Kyle Abbott, Test cricket's latest pace-bowling sensation, is one of many South Africans ruing the international schedule's plans for his country. South Africa do not play Test cricket for the next seven months, with their next assignment a return series against Pakistan in the United Arab Emirates. With the team ranked No.1 in the world there is a disappointment from many quarters, including the players, that they do not feature sooner.
Abbott played his first Test at Centurion against Pakistan and, after becoming the country's second-most successful bowling debutant, he wants more. "I've had a taste and it tastes really good. It's going to be a little frustrating not playing for a while. I feel like I'd love to have another series to showcase my skills again," he admitted.
Graeme Smith, the Test captain, agreed, calling it "disappointing," to be away from Test cricket for such a length of time. South Africa's break would have been shorter but their tour to Sri Lanka was truncated and the Tests postponed to 2015 on request from the SLC. They also have the Champions Trophy to occupy them in the winter.
Smith's major concern is that the sizeable gap between Tests is followed by a challenging tour so "preparation is going to key," he said. "You can't focus on keeping guys on top of their game for six months so the time just before is when we will have to put in a lot of work."
He may be reassured by the strength of South Africa's domestic competition, which will resume before the visit to the UAE and provide a base to restart Test training. According to Abbot, the franchise system is at its healthiest and, given the amount of time he has spent there, he may know.
Until last Friday, Abbott had only played first-class cricket at domestic level, with the exception of one match for the South African Invitation side against the touring Pakistanis. He believes his time in the franchise prepared him adequately to make the step up to the international stage.
"The domestic circuit is at its strongest," Abbott said. "There are a number of bowlers knocking on the door. It's a real credit to the system that we've got, the High Performance Programme and the even the South Africa A which is run really well now. There are good coaches and good structures to prepare guys to the next level so the guys stepping up are ready. I'd say the core of South African cricket is really strong."
Abbott is the fourth pace bowler to be called up to the Test team under Gary Kirsten. All of Vernon Philander, Marchant de Lange and Rory Kleinveldt enjoyed varying degrees of success at international level as proof that the domestic circuit is functioning as it should and producing players regularly.
Only de Lange was selected on potential in the absence of experience.

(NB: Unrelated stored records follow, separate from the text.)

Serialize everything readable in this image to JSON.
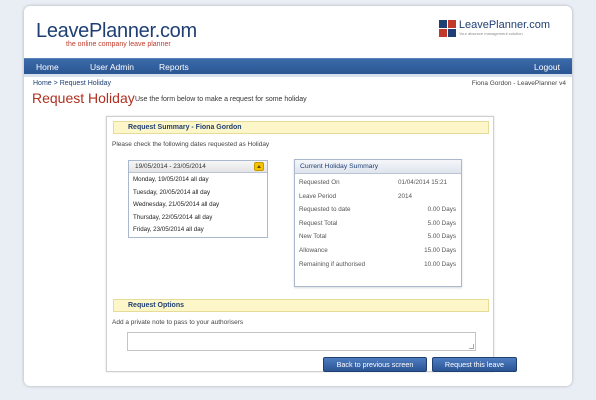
{
  "header": {
    "logo_brand": "LeavePlanner.com",
    "logo_tagline": "the online company leave planner",
    "right_logo_brand": "LeavePlanner.com",
    "right_logo_tagline": "Your absence management solution"
  },
  "nav": {
    "home": "Home",
    "user_admin": "User Admin",
    "reports": "Reports",
    "logout": "Logout"
  },
  "breadcrumb": {
    "home": "Home",
    "separator": ">",
    "current": "Request Holiday"
  },
  "user_line": "Fiona Gordon - LeavePlanner v4",
  "page": {
    "title": "Request Holiday",
    "subtitle": "Use the form below to make a request for some holiday"
  },
  "summary_section": {
    "heading": "Request Summary - Fiona Gordon",
    "instruction": "Please check the following dates requested as Holiday"
  },
  "dates": {
    "range": "19/05/2014 - 23/05/2014",
    "items": [
      "Monday, 19/05/2014 all day",
      "Tuesday, 20/05/2014 all day",
      "Wednesday, 21/05/2014 all day",
      "Thursday, 22/05/2014 all day",
      "Friday, 23/05/2014 all day"
    ]
  },
  "holiday_summary": {
    "title": "Current Holiday Summary",
    "rows": [
      {
        "label": "Requested On",
        "value": "01/04/2014 15:21"
      },
      {
        "label": "Leave Period",
        "value": "2014"
      },
      {
        "label": "Requested to date",
        "value": "0.00 Days"
      },
      {
        "label": "Request Total",
        "value": "5.00 Days"
      },
      {
        "label": "New Total",
        "value": "5.00 Days"
      },
      {
        "label": "Allowance",
        "value": "15.00 Days"
      },
      {
        "label": "Remaining if authorised",
        "value": "10.00 Days"
      }
    ]
  },
  "options_section": {
    "heading": "Request Options",
    "note_label": "Add a private note to pass to your authorisers",
    "note_value": ""
  },
  "buttons": {
    "back": "Back to previous screen",
    "request": "Request this leave"
  },
  "colors": {
    "brand_blue": "#1f3f73",
    "accent_red": "#b03020",
    "nav_blue": "#2a5593",
    "section_yellow": "#fdf6c8"
  }
}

The young quick was part of the South African A side that played against Australia A in October 2011 and his five wickets got him noticed. Due to his express pace, he was invited to national training and picked for the Boxing Day Test against Sri Lanka later that year. Injuries have since hampered his progress.
The other three players picked were included on the weight of their performances at the tier lower-down. Philander was the leading wicket-taker in the first-class competition for two seasons before he got a look in, Kleinveldt succeeded him and was rewarded in the same way and Abbott followed suit. He topped the 2012-13 bowling charts with 49 wickets at an average of 15.36 and considered himself ready for the next level.
Abbott also emphasised he was able to make the transition from domestic to international cricket smoothly because he entered a national set-up under no pressure. South Africa have won their last six Test matches and had already beaten Pakistan in the series when Abbott was included in the starting XI.
"If there was ever an ideal situation to make your debut in, this was it," he said. "I could be sitting here with South Africa on the back of ten losses and they are scraping the barrel for new players." With nothing to lose, literally, Abbott was able to "express myself and give it all I could."
Another part of the ease of adjusting to national level was created by the similarities between the management at the Abbott's franchise, the Dolphins, and in the South African squad. "Both Lance Klusener and Gary have created a similar mood in the camp. They put a lot of responsibility on the player and so you get on and do your thing."
Klusener and Kirsten are from the same playing era and although their personalities are vastly different, they would have a similar ethos. Not all the franchise coaches come from that group, though. To ensure everyone is aware of the national agenda, Kirsten has started a coaches road-show in which he included franchise coaches in the South African squad preparation and training throughout this summer.
Abbott admitted there is still a mindset shift involved in playing international cricket but said it happened instinctively for him. "The professionalism and intensity just steps up. That happens automatically. You look down at your shirt and you see the South African flag on your heart and everything just steps up a gear and you don't even realise it." He will see the flag on his shirt again in the Twenty20s against Pakistan and Russell Domingo, the coach in that format, will hope it will have a similar effect.